Dziedziniec beginażu |
Obecnie katolicy nie mają już
takiego problemu, choć nie są dominującą konfesją w
Niderlandach. Sam Amsterdam jest miastem wielokulturowym (w centrum
znajduje się największa w Europie świątynia buddyjska), głośnym
i nigdy nie zasypiającym – jakąż odmianę stanowi na tym tle
cichy podwórzec beginażu. Będąc w Amsterdamie warto tam wejść
choćby na chwilę, by odsapnąć od zgiełku – o ile się trafi na
to miasto w mieście: bramy są nieco ukryte.
Chinatown i buddyjski chram |
Ma centrum Amsterdamu jeszcze kilka,
hm, atrakcji – ale o nich w następnej części wpisu, za rok.

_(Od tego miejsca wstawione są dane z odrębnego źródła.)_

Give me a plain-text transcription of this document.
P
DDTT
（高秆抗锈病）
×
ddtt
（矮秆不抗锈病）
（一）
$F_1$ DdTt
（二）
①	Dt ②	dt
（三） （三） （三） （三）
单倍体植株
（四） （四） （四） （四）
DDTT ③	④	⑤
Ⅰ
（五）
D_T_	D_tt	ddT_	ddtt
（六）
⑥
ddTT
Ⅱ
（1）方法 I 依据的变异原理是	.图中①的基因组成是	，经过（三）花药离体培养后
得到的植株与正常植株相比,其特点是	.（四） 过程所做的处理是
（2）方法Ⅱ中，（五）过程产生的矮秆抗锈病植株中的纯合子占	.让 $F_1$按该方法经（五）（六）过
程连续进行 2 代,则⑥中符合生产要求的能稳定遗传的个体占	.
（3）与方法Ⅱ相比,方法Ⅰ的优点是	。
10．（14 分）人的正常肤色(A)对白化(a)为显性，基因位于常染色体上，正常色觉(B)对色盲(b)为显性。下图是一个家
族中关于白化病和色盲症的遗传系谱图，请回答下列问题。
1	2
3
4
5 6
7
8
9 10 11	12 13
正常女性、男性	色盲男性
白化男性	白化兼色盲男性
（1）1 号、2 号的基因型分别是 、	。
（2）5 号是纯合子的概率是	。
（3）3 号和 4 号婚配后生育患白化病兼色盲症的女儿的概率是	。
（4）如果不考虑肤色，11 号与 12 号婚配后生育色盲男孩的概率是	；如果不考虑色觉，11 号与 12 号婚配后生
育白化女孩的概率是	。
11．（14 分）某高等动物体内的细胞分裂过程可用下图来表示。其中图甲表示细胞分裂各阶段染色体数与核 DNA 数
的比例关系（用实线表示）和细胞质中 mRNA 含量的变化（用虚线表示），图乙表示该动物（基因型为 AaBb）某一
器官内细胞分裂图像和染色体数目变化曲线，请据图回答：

Bowiem właśnie zaczyna się robić ciemno, na amsterdamskie ulice
wychodzą tłumy ludzi i...
Zaczyna się wielkie strzelanie. W
Holandii przez cały rok jest zakaz używania fajerwerków – z
wyjątkiem tylko kilku godzin w Sylwestra. A wtedy miejscowi walą z
czego tylko mogą. W tę jedną noc puszczają z dymem produkt
krajowy jakiegoś niewielkiego kraju. Na ulicach śmierdzi karbidem,
co chwila słychać dźwięk karetek (petardy odpala się
gdziekolwiek – także w stronę ulicznych tłumów), krzyki –
gdyby nie radosna atmosfera można by pomyśleć, że to wojna.
Pierwszy raz oglądałem te dantejskie sceny z otwartymi oczami
(przynajmniej tak długo, dopóki nie zaczęły mi łzawić od dymu),
teraz zwykle idę na frytki (o nich będę musiał wspomnieć w następnym wpisie, bo są tego warte).
Fajerwerki nad miastem |
Któregoś razu zapytałem przypadkowo
spotkanego Holendra – nie amsterdamczyka, to było chyba w
Maastricht – czy muszą tak nawalać w tego Sylwestra:
- Nie no – odparł Holender –
Wiemy, że to jest głupie. Ale to nasza tradycja, więc musimy.
Nie mogłem zaprzeczyć – tradycja
rzecz święta, zwłaszcza w krajach takich jak Niderlandy, gdzie źle
pojmowana nowoczesność zniszczyła już sporo takich właśnie
kulturowych smaczków. Tak więc niech strzelają. Wszystkiego
Najlepszego na Nowy Rok Rok Pański 2021.